Provide latitude and longitude for any US location. Returns high/low temps, wind speed/direction, precipitation probability, and detailed narrative. Get 7-day weather forecast for a US location by latitude and longitude

02

get_forecast_discussion

Use the 3-letter WFO code (e.g., OKX=New York, LAX=Los Angeles, MFL=Miami). Lists recent product IDs — retrieve the latest for full text. Get the Area Forecast Discussion (AFD) from a NWS Weather Forecast Office

03

get_grid_data

Useful for programmatic analysis. US only. Get raw NWS grid weather data: temperature, precipitation, wind, humidity arrays

04

get_hourly_forecast

5 days. Includes temperature, wind, humidity, precipitation, and sky condition for each hour. US locations only. Get hour-by-hour weather forecast (156 hours) for a US location

05

get_point_metadata

US locations only.
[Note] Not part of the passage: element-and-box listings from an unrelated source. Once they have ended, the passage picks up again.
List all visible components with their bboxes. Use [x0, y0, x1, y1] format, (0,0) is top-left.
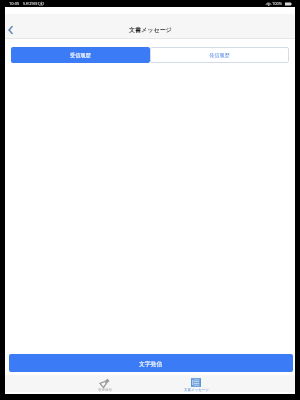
staticText: 文字発信: [139, 360, 163, 367]
staticText: 発信履歴: [209, 52, 230, 59]
button[interactable]: 発信履歴: [150, 47, 289, 63]
staticText: 文書メッセージ: [129, 26, 172, 34]
button[interactable]: Back: [5, 14, 16, 39]
staticText: 受信履歴: [70, 52, 91, 59]
button[interactable]: 受信履歴: [11, 47, 150, 63]
staticText: 文書メッセージ: [184, 388, 209, 392]
staticText: 5月29日(水): [23, 1, 45, 6]
button[interactable]: 文書メッセージ: [146, 375, 246, 392]
button[interactable]: 音声発信: [55, 375, 155, 392]
staticText: 音声発信: [98, 388, 112, 392]
staticText: 10:05: [9, 1, 20, 6]
button[interactable]: 文字発信: [9, 354, 293, 372]
staticText: 100%: [272, 1, 283, 6]
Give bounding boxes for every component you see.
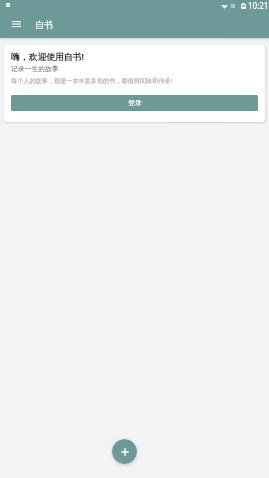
staticText: 记录一生的故事	[11, 64, 59, 73]
staticText: 自书	[35, 19, 53, 30]
staticText: 每个人的故事，都是一本丰富多彩的书，都值得回味和传承!	[11, 76, 173, 84]
button[interactable]: Open navigation menu	[2, 14, 30, 38]
button[interactable]: 登录	[11, 95, 258, 111]
staticText: 登录	[128, 98, 142, 107]
staticText: 10:21	[248, 0, 269, 11]
button[interactable]: Add new entry	[112, 439, 137, 464]
staticText: 嗨，欢迎使用自书!	[11, 51, 84, 63]
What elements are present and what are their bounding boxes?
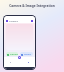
staticText: Gallery (24, 53, 32, 56)
button[interactable]: Photos (26, 60, 31, 65)
button[interactable]: Back (6, 20, 8, 22)
button[interactable] (6, 24, 33, 50)
button[interactable]: Settings (31, 20, 33, 22)
button[interactable]: Home (8, 60, 13, 65)
staticText: Camera (10, 53, 18, 56)
button[interactable]: Camera (6, 52, 18, 56)
staticText: Camera & Image Integration (9, 4, 55, 8)
button[interactable]: Gallery (20, 52, 33, 56)
staticText: Camera (9, 19, 18, 22)
button[interactable]: Capture (18, 56, 21, 59)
Get NWS metadata for a US location: responsible WFO, grid coordinates, zones

Example Prompts for NOAA Forecast — US Weather Predictions in Pydantic AI

Ready-to-use prompts you can give your Pydantic AI agent to start working with NOAA Forecast — US Weather Predictions immediately.

01

"What's the weather forecast for New York City this week?"

02

"Get hourly forecast for Miami Beach"

Troubleshooting NOAA Forecast — US Weather Predictions MCP Server with Pydantic AI

Common issues when connecting NOAA Forecast — US Weather Predictions to Pydantic AI through the Vinkius, and how to resolve them.

01

MCPServerHTTP not found

Update: pip install --upgrade pydantic-ai

NOAA Forecast — US Weather Predictions + Pydantic AI FAQ

Common questions about integrating NOAA Forecast — US Weather Predictions MCP Server with Pydantic AI.

01

How does Pydantic AI discover MCP tools?

Create an MCPServerHTTP instance with the server URL. Pydantic AI connects, discovers all tools, and generates typed Python interfaces automatically.
02

Does Pydantic AI validate MCP tool responses?
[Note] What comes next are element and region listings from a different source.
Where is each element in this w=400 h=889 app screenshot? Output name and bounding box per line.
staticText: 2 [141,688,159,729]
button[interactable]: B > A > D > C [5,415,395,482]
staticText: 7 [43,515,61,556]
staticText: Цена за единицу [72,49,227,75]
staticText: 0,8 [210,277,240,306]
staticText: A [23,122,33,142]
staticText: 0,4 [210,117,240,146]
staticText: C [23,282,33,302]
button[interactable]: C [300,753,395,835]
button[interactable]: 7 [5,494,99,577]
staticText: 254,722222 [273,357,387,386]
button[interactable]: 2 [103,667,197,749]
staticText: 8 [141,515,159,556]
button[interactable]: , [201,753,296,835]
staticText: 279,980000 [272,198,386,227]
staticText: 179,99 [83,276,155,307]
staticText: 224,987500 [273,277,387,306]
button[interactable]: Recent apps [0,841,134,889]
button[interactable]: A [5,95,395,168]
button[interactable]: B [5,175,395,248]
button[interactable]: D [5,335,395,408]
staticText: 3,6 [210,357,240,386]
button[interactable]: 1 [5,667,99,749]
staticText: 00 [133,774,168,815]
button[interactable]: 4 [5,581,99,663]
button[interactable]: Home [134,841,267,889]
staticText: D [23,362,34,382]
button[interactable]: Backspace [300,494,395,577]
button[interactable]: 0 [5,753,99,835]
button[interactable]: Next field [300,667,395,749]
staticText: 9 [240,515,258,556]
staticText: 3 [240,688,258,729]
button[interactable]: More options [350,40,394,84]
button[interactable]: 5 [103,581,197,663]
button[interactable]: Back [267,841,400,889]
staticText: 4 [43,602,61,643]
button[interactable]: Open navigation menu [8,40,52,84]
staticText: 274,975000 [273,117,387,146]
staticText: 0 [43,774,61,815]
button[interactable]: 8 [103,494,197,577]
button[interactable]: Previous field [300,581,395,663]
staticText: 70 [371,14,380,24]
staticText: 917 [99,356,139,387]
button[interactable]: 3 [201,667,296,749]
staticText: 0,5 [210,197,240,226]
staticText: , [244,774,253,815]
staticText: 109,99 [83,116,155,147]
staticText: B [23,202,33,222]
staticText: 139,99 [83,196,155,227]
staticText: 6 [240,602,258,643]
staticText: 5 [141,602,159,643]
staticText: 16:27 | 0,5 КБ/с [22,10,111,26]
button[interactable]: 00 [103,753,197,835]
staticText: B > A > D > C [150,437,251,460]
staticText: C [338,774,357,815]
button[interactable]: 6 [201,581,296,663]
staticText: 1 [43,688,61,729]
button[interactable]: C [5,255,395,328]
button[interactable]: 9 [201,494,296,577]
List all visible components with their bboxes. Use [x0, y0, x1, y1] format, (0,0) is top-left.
Yes. When you define result types as Pydantic models, every tool response is validated against the schema. Invalid data raises a clear error instead of silently corrupting your pipeline.
03

Can I switch LLM providers without changing MCP code?

Absolutely. Pydantic AI abstracts the model layer — your NOAA Forecast — US Weather Predictions MCP integration works identically with OpenAI, Anthropic, Google, or any supported provider.

Connect NOAA Forecast — US Weather Predictions to Pydantic AI

Get your token, paste the configuration, and start using 5 tools in under 2 minutes. No API key management needed.